The 1815 eruption is classified as VEI-7.
VEI—Volcanic Explosivity Index—a 1–8 scale of the explosivity of volcanic eruptions describes the 1815 eruption as super-colossal.

Among eruptions recorded in modern history, such as Cumbre Vieja (2021), Vesuvius (79), Mount St. Helens (1980), Krakatoa (1883), or Mount Pinatubo (1991), Mount Tambora eruption was so far the only VEI-7.
The April 5th eruption was heard within 1,400 kilometers range.
The British troops stationed in Java, an Indonesian island, mistaken the sound of the explosion for cannon fire. They were dispatched to investigate and repel an attack on a nearby post thought to be in progress.
The April 10th eruption, more violent than the previous one, wiped out the village of Tambora.
The streams of lava erupting from the volcano were recorded by witnesses as "liquid fire".
The eruptions lowered the summit of Mount Tambora from 4,300 meters to 2,851 meters, leaving a 6-kilometer-wide caldera in its place.
Before the eruption, Mount Tambora was the highest peak in the Indonesian archipelago.

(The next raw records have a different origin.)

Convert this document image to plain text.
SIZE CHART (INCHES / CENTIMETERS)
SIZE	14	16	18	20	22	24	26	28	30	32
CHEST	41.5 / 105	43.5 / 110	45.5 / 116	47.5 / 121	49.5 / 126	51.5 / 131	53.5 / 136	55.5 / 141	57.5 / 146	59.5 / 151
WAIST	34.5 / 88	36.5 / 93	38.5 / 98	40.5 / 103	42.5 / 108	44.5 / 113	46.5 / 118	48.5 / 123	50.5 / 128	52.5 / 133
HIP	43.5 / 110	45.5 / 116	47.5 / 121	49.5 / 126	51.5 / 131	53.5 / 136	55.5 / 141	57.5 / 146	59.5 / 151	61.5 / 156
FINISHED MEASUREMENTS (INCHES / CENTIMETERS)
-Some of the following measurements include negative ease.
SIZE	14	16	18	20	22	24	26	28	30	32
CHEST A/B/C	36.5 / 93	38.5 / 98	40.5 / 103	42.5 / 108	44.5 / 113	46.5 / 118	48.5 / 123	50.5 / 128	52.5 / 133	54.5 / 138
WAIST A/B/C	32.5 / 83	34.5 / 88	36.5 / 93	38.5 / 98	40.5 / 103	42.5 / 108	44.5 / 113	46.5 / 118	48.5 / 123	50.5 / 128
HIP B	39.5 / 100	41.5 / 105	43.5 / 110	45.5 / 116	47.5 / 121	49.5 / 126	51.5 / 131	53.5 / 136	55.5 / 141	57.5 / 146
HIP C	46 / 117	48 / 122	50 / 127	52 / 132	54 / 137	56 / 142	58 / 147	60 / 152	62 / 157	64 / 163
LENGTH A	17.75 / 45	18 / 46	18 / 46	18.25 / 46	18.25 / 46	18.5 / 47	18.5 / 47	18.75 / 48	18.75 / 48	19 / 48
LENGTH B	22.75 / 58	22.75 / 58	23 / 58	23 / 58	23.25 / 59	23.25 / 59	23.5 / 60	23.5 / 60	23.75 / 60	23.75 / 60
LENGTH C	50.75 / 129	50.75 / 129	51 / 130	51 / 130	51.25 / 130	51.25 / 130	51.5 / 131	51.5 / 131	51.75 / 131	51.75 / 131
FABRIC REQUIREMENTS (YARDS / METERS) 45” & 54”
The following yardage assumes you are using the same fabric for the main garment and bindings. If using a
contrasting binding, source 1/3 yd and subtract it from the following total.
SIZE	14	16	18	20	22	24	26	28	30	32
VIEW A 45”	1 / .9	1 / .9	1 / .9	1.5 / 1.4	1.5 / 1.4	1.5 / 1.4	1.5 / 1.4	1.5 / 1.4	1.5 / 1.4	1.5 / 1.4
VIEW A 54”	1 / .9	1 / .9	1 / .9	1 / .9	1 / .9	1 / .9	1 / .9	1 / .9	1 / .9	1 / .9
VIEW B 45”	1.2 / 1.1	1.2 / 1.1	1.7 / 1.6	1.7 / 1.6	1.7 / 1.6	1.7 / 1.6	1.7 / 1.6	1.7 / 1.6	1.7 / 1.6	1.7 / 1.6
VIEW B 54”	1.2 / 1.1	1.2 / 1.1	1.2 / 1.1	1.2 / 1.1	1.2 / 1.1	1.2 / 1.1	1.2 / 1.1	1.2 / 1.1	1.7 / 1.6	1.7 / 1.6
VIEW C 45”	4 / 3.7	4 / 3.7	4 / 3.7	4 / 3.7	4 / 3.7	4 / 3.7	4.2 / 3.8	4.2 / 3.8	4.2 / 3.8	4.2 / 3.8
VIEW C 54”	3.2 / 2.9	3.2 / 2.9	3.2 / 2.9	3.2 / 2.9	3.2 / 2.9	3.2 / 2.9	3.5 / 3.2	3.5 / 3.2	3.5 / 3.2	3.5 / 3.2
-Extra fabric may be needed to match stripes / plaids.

The 1815 eruptions dispersed 150 cubic kilometers of pumice, ash, and aerosols into the atmosphere.
An estimated 60 megatons of sulfur were diffused during the eruption.
The amount of ash dispersed during the eruption covered South East Asia in darkness for seven days.
The 1815 eruption caused the volcanic winter.
The year 1816 was called a year without summer because the volcanic ash prevented the sun’s rays from penetrating the atmosphere.
The global temperature within the next few years dropped by 0.4—0.7 degrees Celsius.
The year without summer inspired the British novelist Mary Shelley to write “Frankenstein; or the Modern Prometheus.”
The 1815 eruption led to the invention of the bicycle.
The volcanic winter of 1816 affected the whole world. The eruption of Mount Tambora covered Earth with an impenetrable blanket of ash, killing fruit trees, crops, and cattle. Prices went up over 700%, and thus people found it difficult to feed horses, the main means of transportation in the 19th century. This prompted a German inventor, Karl von Drais, to construct a transport machine that enabled people to travel without the use of horses.